Case Name: Jean Hirsch, Resp't, v. The New York and Greenwood Lake Railroad Company, App'lt
Court: New York Supreme Court, General Term
Jurisdiction: New York
Decision Date: 1889-06-28
Citations: 25 N.Y. St. Rep. 156
Docket Number: 
Parties: Jean Hirsch, Resp’t, v. The New York and Greenwood Lake Railroad Company, App’lt.
Judges: 
Reporter: New York State Reporter
Volume: 25
Pages: 156–157

Head Matter:
Jean Hirsch, Resp’t, v. The New York and Greenwood Lake Railroad Company, App’lt.
(Supreme Court, General Term, Second Department,
Filed June 28, 1889.)
Negligence—Railroads—Station,
The plaintiff, while undertaking to cross a track between the station house and the train he desired to enter, was struck and injured by defendant’s train which came along on such intervening track. Held, that the defendant was guilty of gross negligence; that whether plaintiff was chargeable with contributory negligence in attempting to cross without looking, was for the jury.
Appeal from judgment entered upon the verdict of a jury and order denying a motion for a new trial.
Tracy, MacFarland, Boardman & Platt, for app’lt; J. Edward Swanstrom, for resp’t.

Opinion:
Dykman, J.
The similitude between this case and the case of Terry v. Jewett (18 N. Y., 338) justifies the quota tian of that case as an authority against the defendant on this appeal.

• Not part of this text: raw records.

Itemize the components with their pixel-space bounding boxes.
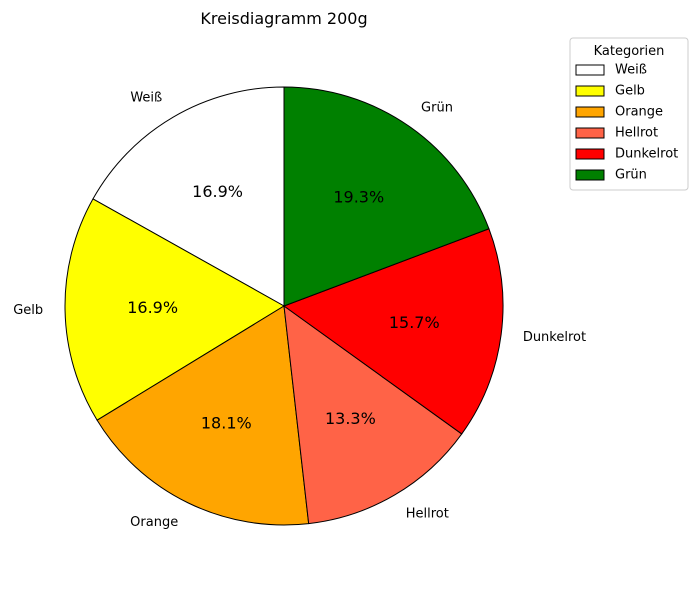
legend-swatch-weiss [575, 64, 605, 76]
pct-label-hellrot: 13.3% [325, 409, 376, 428]
legend-entries: Weiß Gelb Orange Hellrot Dunkelrot Grün [575, 63, 678, 183]
pie-slice-gelb [64, 198, 285, 421]
slice-labels: Weiß Gelb Orange Hellrot Dunkelrot Grün [13, 91, 586, 530]
legend-label-gruen: Grün [615, 168, 647, 183]
pie-slices [64, 86, 504, 526]
slice-label-hellrot: Hellrot [406, 506, 449, 521]
legend-label-hellrot: Hellrot [615, 126, 658, 141]
legend-label-orange: Orange [615, 105, 663, 120]
legend-label-gelb: Gelb [615, 84, 645, 99]
legend-swatch-orange [575, 106, 605, 118]
pie-slice-dunkelrot [283, 228, 504, 435]
pie-slice-hellrot [283, 305, 463, 525]
percentage-labels: 16.9% 16.9% 18.1% 13.3% 15.7% 19.3% [127, 182, 439, 432]
legend-swatch-dunkelrot [575, 148, 605, 160]
legend-swatch-gelb [575, 85, 605, 97]
pct-label-gruen: 19.3% [333, 187, 384, 206]
pct-label-gelb: 16.9% [127, 298, 178, 317]
pie-slice-gruen [283, 86, 490, 307]
legend-label-dunkelrot: Dunkelrot [615, 147, 678, 162]
chart-title: Kreisdiagramm 200g [200, 9, 367, 28]
legend: Kategorien Weiß Gelb Orange Hellrot Dunkelro… [569, 37, 689, 191]
legend-label-weiss: Weiß [615, 63, 647, 78]
legend-swatch-hellrot [575, 127, 605, 139]
slice-label-weiss: Weiß [130, 91, 162, 106]
slice-label-orange: Orange [130, 515, 178, 530]
pie-slice-orange [96, 305, 310, 526]
slice-label-dunkelrot: Dunkelrot [523, 330, 586, 345]
legend-title: Kategorien [594, 44, 665, 59]
slice-label-gelb: Gelb [13, 303, 43, 318]
pct-label-dunkelrot: 15.7% [389, 313, 440, 332]
pie-slice-weiss [92, 86, 285, 307]
legend-swatch-gruen [575, 169, 605, 181]
pct-label-weiss: 16.9% [192, 182, 243, 201]
slice-label-gruen: Grün [421, 100, 453, 115]
pct-label-orange: 18.1% [201, 414, 252, 433]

In both cases the injured person undertook to cross a track between the station house and the train he desired to enter, and in both cases the injury resulted from the propulsion of a train between the passenger train and the station upon the intervening track, occupying the space over which the passenger was required to pass. In the case cited, the court held the act of the engineer to be grossly negligent, and that it was not negligent as a matter of law for the injured person to attempt to cross the track without looking, but that the question of contributory negligence was one of fact for the jury.
Here the engineer of the incoming train which injured the plaintiff, ran his engine between the passenger train and the waiting room at a time when passengers might desire to pass from the platform to the train, and when they had a right to believe they might do so with safety, and under the doctrine inculcated by the Terry Case, that was an act of gross negligence.
We think the case was properly submitted to the jury, and that the appeal is without merit.
The judgment and order denying the motion for a new trial should be affirmed, with costs.